Durant trente ans, la légende voulut que la reine Elizabeth II ait réussi, cette nuit-là, à discuter avec Michael Fagan. Qu’elle lui aurait parlé de ses enfants. Certains se sont même amusés à refaire l’histoire en imaginant l’Irlandais voulant simplement un baiser de la reine. Durant trente ans, aucun des deux intéressés n’a commenté l’incident.

Ce qu’on sait, en revanche, c’est que dix minutes après l’arrivée de Michael Fagan, la reine parvient à prévenir la femme de ménage. Le trentenaire veut une cigarette. Pour ça, il doit sortir de la pièce. La reine arrive à se faire la malle discrétos. L’Irlandais est conduit dans le garde-manger par la femme de ménage. Quand il voit que la reine ne les a pas suivis, il commence à s’agiter. Le valet, qui rentre de sa promenade de santé, comprend vite la situation: 

«Ça alors, bon sang mec, il semblerait que t’aies bien besoin d’un verre!» lance-t-il. 

Qu’est-ce que vous faites ici?

La reine à Michael Fagan

Il lui sert un scotch et Fagan se détend aussitôt. Jusqu’à l’arrivée de la police.

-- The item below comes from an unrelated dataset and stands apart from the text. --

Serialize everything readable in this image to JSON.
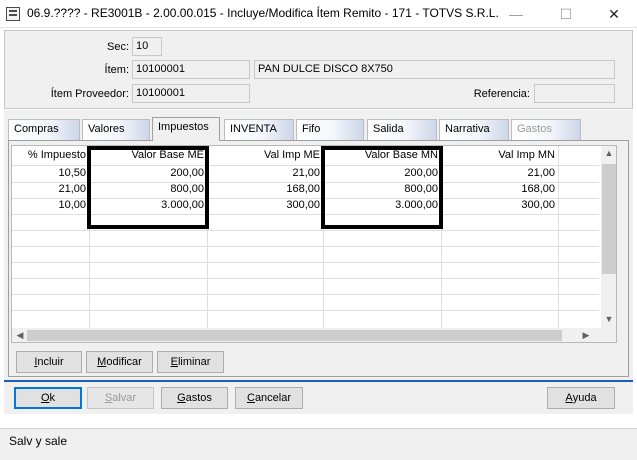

En 2012, Michael Fagan –qui n’a pas été condamné pour son délit– parle enfin à la presse. Quand elle l’a vu, se souvient-il, la reine lui a aussitôt demandé:

«Qu’est-ce que vous faites ici?»

D’accord, mais que lui a-t-elle raconté pendant ces dix longues minutes où ils se sont trouvés face à face? Etait-ce une discussion à bâtons rompus?

«Nan, elle est juste passée devant moi et s’est carapatée hors de la chambre, ses petits pieds nus contre le parquet», a-t-il avoué à The Independent.

La mère de Fagan, interrogée à propos de son fils, confia: «Il pense beaucoup de bien de la reine.» Un an plus tard, le zinzin au pied du lit sortit sa propre version enregistrée de God Save The Queen des Sex Pistols.